Member of Minnesota’s own Najarian family, living with Lyme disease, launches Twin Cities Lyme Foundation
MINNEAPOLIS, MN (July 24, 2018) — Lyme disease is one of the fastest-growing epidemics in the U.S. There are over 300,000 new cases reported each year — more than hepatitis C, HIV, colon cancer and breast cancer, according to the Centers for Disease Control and Prevention. Minnesota is considered the second most concentrated hotspot in the nation for contracting Lyme disease.
Lyme disease is often misdiagnosed, earning the name “the great imitator” because it can mimic the symptoms of many diseases. It is most easily treated in the early days of infection, however it must first be properly diagnosed. If left undetected and untreated, Lyme may advance into a much more insidious disease. Fifty percent of people who live with Lyme don’t know they have the disease.
In order to raise awareness of the issue, Lisa Najarian, who lived with misdiagnosed Lyme for 16 years before finding a Lyme-literate physician to accurately detect and treat her illness, is launching the Twin Cities Lyme Foundation.
“We’re calling attention to the fact that Minnesotans have the second-highest risk of exposure in the country, and we’re helping them understand their symptoms and find doctors experienced in recognizing Lyme,” said Najarian, who likely contracted the disease while living in Illinois, but then moved to Connecticut, the number-one state for Lyme.
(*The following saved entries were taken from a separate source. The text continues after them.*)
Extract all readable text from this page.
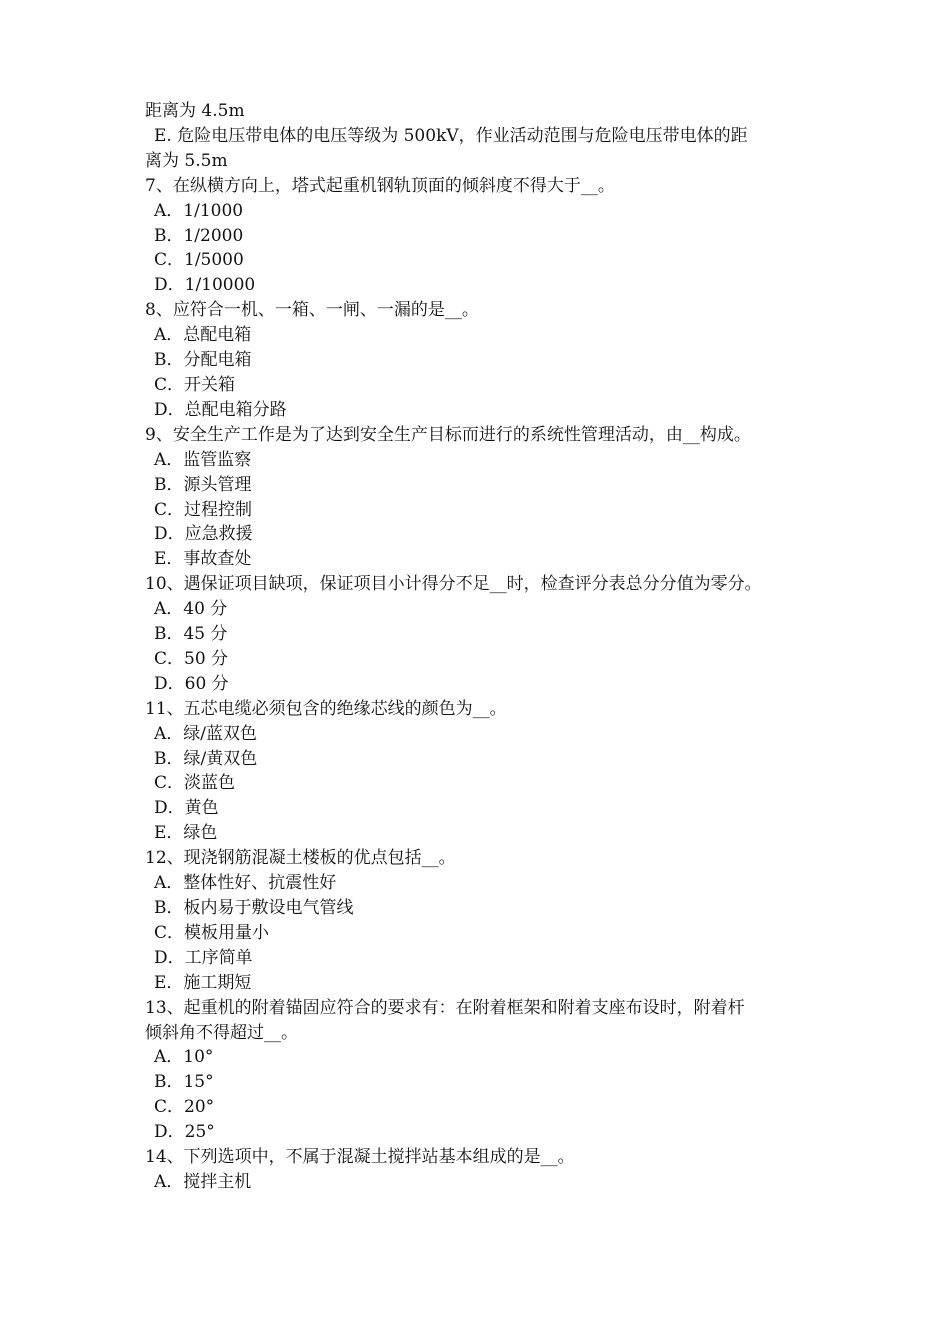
距离为 4.5m
E. 危险电压带电体的电压等级为 500kV，作业活动范围与危险电压带电体的距
离为 5.5m
7、在纵横方向上，塔式起重机钢轨顶面的倾斜度不得大于__。
A．1/1000
B．1/2000
C．1/5000
D．1/10000
8、应符合一机、一箱、一闸、一漏的是__。
A．总配电箱
B．分配电箱
C．开关箱
D．总配电箱分路
9、安全生产工作是为了达到安全生产目标而进行的系统性管理活动，由__构成。
A．监管监察
B．源头管理
C．过程控制
D．应急救援
E．事故查处
10、遇保证项目缺项，保证项目小计得分不足__时，检查评分表总分分值为零分。
A．40 分
B．45 分
C．50 分
D．60 分
11、五芯电缆必须包含的绝缘芯线的颜色为__。
A．绿/蓝双色
B．绿/黄双色
C．淡蓝色
D．黄色
E．绿色
12、现浇钢筋混凝土楼板的优点包括__。
A．整体性好、抗震性好
B．板内易于敷设电气管线
C．模板用量小
D．工序简单
E．施工期短
13、起重机的附着锚固应符合的要求有：在附着框架和附着支座布设时，附着杆
倾斜角不得超过__。
A．10°
B．15°
C．20°
D．25°
14、下列选项中，不属于混凝土搅拌站基本组成的是__。
A．搅拌主机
Lyme disease was named after the first recorded outbreak of the illness in the town of Lyme, Conn.
Launch of the non-profit organization includes its new website, TwinCitiesLyme.org, where people can learn more about Lyme and complete an assessment to share with a Lyme-literate physician available from a directory of resources.
Recently, Najarian was involved with a research crew from the University of Colorado, sponsored by the Bay Area Lyme Foundation, that visited Minnesota to conduct a “tick sweep,” a process that involves sweeping brush to collect ticks and track their density. The study will help determine local tick varieties and the prevalence of the black-legged (deer) tick, which carries and transmits the disease.
“In other parts of the nation, there is a familiarity with Lyme. Symptoms can be easily recognized by doctors who are experienced in proper detection and can successfully diagnose,” said Najarian. “We’re hoping to bring that awareness and common practice to Minnesota.”
About Twin Cities Lyme Foundation
Twin Cities Lyme Foundation exists to promote early detection and accurate diagnoses of Lyme disease. If untreated, Lyme can manifest into a debilitating disease. The Foundation does this by raising funds to further awareness of Lyme disease, proper detection; providing a Lyme Disease Assessment Tool for early, easy detection; and connecting people with Lyme-literate physicians to increase accurate diagnosis. Twin Cities Lyme Foundation is a 501c3 organization based in Minnesota, the nation’s second-riskiest state for Lyme disease.